- O rendimento do Tesouro de 10 anos subiu acentuadamente, marcando a pior sequência de perdas para títulos públicos de longo prazo em mais de um século.
- Os preços dos títulos e os rendimentos se movem inversamente, então a alta plurianual dos rendimentos infligiu profundas perdas de marcação a mercado aos detentores existentes.
- Apesar desse histórico de dor, os investidores ainda estão aumentando a renda fixa, atraídos pelos rendimentos iniciais mais altos em cerca de uma geração.
- Os estrategistas enquadram a mudança como uma história de “dinheiro novo”: capital fresco pode travar cupons muito acima da era de quase zero.
O mercado do Tesouro dos EUA acabou de passar por um dos períodos mais punitivos de sua história moderna. Os títulos públicos de longo prazo registraram agora sua pior sequência em mais de 100 anos, uma distinção que normalmente faria os investidores fugirem. Em vez disso, algo contraintuitivo está acontecendo: o dinheiro continua fluindo para dentro. A explicação repousa em uma peça da matemática de títulos que é fácil esquecer em um mercado em baixa — preços em queda mecanicamente empurram os rendimentos para cima, e rendimentos mais altos são precisamente o que torna os retornos futuros mais atraentes.
Por que os preços caíram e os rendimentos subiram
Os preços dos títulos e os rendimentos se movem em direções opostas. Quando os rendimentos sobem, o valor de mercado dos títulos já emitidos cai, porque a dívida recém-emitida paga mais pelo mesmo principal. Foi isso que impulsionou a queda histórica. Anos sucessivos de inflação elevada, um Federal Reserve que elevou sua taxa de juros agressivamente e depois a manteve em território restritivo, e a pesada emissão de títulos do Tesouro para financiar déficits persistentes combinaram-se para empurrar os prêmios de prazo para cima. Para os investidores que compraram títulos de longo prazo quando os rendimentos estavam próximos de mínimas históricas, o resultado foi uma rara perda percentual de dois dígitos no que deveria ser o canto mais seguro do mercado.

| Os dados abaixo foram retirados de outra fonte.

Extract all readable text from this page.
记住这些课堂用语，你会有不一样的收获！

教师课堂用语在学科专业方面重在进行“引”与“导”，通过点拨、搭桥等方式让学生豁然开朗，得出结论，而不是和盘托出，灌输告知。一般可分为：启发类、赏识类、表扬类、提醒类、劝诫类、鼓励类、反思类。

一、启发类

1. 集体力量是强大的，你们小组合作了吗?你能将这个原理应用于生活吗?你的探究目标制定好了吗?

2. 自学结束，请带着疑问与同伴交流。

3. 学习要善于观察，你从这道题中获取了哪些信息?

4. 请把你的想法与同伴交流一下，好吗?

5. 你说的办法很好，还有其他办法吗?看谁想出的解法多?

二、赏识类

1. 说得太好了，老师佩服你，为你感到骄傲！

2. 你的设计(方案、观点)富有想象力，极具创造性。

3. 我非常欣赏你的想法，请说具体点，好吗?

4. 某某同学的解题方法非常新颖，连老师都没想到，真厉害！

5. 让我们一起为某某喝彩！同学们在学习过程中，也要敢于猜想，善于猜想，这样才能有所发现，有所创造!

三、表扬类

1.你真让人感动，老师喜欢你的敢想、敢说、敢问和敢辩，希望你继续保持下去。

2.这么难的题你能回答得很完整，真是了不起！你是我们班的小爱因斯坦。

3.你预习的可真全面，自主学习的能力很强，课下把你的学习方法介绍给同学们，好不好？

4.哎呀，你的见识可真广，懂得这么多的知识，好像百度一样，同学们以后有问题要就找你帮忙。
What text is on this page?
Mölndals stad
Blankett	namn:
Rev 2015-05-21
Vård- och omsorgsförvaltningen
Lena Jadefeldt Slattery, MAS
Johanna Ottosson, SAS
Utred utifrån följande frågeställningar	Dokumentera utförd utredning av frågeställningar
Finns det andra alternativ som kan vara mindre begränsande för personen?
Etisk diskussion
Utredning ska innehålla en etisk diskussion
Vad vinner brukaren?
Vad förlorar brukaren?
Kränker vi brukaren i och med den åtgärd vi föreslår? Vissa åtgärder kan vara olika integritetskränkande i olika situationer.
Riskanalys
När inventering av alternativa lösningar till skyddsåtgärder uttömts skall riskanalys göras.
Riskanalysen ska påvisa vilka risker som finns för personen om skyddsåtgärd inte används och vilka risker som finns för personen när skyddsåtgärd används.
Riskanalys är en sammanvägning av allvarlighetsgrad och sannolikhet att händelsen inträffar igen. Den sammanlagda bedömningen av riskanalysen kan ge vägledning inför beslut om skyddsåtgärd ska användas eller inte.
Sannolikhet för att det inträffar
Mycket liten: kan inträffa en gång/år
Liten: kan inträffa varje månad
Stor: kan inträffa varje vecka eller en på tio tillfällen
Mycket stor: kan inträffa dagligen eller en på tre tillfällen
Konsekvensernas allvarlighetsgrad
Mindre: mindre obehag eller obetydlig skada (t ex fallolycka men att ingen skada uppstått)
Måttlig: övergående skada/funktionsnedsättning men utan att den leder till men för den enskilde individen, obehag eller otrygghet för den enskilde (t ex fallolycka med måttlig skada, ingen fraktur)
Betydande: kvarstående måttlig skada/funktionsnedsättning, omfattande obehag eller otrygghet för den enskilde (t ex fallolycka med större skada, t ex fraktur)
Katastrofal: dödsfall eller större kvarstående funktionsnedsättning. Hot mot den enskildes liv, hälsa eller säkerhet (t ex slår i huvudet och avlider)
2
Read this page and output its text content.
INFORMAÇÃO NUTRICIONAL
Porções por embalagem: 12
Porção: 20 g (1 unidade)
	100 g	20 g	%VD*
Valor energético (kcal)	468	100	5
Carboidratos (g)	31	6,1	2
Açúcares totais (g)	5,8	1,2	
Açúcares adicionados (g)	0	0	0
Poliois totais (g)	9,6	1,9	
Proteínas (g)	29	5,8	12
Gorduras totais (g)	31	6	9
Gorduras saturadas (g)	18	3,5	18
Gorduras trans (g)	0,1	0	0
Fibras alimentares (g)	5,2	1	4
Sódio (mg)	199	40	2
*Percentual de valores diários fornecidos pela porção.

No entanto, a mesma dinâmica que produziu essas perdas redefiniu a aritmética para quem compra hoje. O rendimento de um título é o retorno que um investidor pode esperar se ele for mantido até o vencimento, e esse retorno agora é muito maior do que era quando a nota de 10 anos era negociada abaixo de 1%. Como um estrategista colocou, quanto mais altos os rendimentos — pelo menos para dinheiro novo —, mais atraente se torna pensar em colocar dinheiro em títulos. Esse enquadramento importa porque separa a experiência dos detentores existentes, que estão sentados em perdas no papel, da dos novos compradores, que estão sendo pagos para esperar.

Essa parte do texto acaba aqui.